BERLIN — For the first time in a decade, Microsoft’s Internet Explorer is no longer the leading Web browser in Europe, ceding the top position to Mozilla’s Firefox, an Irish research firm that tracks Web-surfing activity said Tuesday.
While three other research firms also active in the field disputed the finding, StatCounter, a company in Dublin, said Firefox surpassed Internet Explorer as the top European browser in December, with a 38.1 percent share, compared with Explorer’s 37.5 percent.
“This is a watershed event for Europe,” said Aodhan Cullen, StatCounter’s chief executive and founder. Mr. Cullen said Microsoft had lost market share mainly to Google, whose Chrome browser share rose to 14.6 percent from 5.1 percent a year earlier.
Internet Explorer is still the clear leader worldwide, with a 46.9 percent share in December, versus 30.8 percent for Firefox and 14.9 percent for Google, StatCounter said.
Barbara Hueppe, a Mozilla spokeswoman in Berlin, said that her company tended to more closely follow other studies, which still placed Microsoft ahead of Firefox in Europe. But she said the StatCounter ranking showed the market was tightening.
“This is a very positive for us,” Ms. Hueppe said. “We have been the top browser in Germany, the biggest European market, since 2010. That has helped us a lot. The open-source nature of our software is also especially attractive to Europeans.”

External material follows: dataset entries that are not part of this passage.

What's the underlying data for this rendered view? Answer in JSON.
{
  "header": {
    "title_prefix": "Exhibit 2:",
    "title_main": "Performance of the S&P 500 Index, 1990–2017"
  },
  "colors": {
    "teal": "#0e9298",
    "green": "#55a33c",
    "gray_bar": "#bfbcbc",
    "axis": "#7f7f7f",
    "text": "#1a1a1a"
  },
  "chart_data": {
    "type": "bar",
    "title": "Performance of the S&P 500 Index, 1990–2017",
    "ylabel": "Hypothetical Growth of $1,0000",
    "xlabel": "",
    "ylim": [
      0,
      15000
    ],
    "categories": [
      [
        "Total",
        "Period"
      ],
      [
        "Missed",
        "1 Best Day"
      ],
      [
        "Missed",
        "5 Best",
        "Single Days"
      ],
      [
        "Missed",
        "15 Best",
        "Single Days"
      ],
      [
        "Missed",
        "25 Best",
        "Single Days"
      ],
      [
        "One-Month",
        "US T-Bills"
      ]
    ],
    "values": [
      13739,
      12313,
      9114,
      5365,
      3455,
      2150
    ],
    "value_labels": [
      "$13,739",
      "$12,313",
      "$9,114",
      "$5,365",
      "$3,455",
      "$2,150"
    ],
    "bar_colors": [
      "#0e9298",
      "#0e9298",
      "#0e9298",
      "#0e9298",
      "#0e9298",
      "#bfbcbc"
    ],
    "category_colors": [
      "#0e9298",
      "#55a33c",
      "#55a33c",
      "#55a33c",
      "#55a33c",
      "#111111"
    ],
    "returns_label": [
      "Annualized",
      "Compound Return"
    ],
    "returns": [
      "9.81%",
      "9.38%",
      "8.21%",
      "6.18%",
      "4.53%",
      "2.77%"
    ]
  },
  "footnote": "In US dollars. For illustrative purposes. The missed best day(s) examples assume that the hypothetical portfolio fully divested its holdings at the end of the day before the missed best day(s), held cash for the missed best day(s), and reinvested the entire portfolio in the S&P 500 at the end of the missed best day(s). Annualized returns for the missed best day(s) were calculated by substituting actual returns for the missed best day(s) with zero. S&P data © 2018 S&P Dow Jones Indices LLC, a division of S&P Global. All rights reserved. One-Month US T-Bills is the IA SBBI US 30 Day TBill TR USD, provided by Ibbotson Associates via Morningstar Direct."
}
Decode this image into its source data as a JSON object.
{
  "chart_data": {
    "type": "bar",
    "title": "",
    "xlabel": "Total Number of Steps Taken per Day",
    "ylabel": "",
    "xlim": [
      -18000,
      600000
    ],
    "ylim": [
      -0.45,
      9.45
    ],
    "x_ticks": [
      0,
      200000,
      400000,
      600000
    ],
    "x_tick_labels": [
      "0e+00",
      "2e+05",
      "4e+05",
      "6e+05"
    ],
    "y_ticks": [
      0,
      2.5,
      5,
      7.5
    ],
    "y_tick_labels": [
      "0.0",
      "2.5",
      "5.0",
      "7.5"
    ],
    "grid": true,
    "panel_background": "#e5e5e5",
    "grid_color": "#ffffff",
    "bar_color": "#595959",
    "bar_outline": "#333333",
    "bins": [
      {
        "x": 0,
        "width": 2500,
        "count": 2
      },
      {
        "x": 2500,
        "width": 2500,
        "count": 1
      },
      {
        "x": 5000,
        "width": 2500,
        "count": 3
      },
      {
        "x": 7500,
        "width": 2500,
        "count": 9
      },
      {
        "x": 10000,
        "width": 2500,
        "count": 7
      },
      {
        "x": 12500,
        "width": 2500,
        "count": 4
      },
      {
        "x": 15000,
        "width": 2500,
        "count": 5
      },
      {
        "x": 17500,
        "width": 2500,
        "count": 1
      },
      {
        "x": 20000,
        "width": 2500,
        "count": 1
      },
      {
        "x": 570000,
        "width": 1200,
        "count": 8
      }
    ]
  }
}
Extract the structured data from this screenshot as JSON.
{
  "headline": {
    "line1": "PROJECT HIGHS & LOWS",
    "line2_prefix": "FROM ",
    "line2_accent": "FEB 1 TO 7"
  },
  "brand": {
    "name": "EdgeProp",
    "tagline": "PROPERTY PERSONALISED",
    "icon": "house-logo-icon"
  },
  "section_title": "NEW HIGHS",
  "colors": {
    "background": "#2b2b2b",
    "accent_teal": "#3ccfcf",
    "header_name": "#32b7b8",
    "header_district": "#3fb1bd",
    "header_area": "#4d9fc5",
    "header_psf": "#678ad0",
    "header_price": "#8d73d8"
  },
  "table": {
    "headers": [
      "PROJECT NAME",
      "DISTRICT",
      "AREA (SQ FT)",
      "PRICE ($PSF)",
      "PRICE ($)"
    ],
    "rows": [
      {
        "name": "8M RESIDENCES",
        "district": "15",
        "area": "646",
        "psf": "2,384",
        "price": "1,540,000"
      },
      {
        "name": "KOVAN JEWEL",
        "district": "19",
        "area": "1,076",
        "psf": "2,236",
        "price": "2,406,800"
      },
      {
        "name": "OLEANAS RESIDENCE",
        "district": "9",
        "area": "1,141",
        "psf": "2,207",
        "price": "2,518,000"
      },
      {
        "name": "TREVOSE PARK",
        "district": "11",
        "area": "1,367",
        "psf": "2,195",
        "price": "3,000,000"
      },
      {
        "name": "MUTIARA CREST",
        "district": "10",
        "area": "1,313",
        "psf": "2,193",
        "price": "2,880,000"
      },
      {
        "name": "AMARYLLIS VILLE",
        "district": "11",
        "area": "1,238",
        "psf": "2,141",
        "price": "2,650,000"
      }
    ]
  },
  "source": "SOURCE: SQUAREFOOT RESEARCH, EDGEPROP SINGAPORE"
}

Jesse Verstraete, a Microsoft spokesman in Brussels, could not immediately be reached for comment. Three other Web analytics companies, AT Internet in Bordeaux, Adtech in Dreieich, Germany, and Net Applications in California, continued to rank Internet Explorer ahead of Firefox in Europe.
According to Net Applications, Internet Explorer maintained a large lead over Firefox in December in Europe, with a 45.4 percent market share versus 33.4 percent.
Measuring Web activity is an inexact science and research companies use varying sample sizes for their rankings, which researchers said could explain the discrepancy in results.
StatCounter compiles its monthly market-share figures from three million Web sites which tell the firm which browsers were used. Mr. Cullen said the rankings are compiled based on roughly 15 billion page views to those sites each month.
Microsoft has been distributing a computer ballot screen to users in the European Union that asked them to choose a default browser. Microsoft agreed to the balloting to avoid sanctions in an antitrust case. The balloting, most researchers have concluded, has had little effect on the overall market share distribution.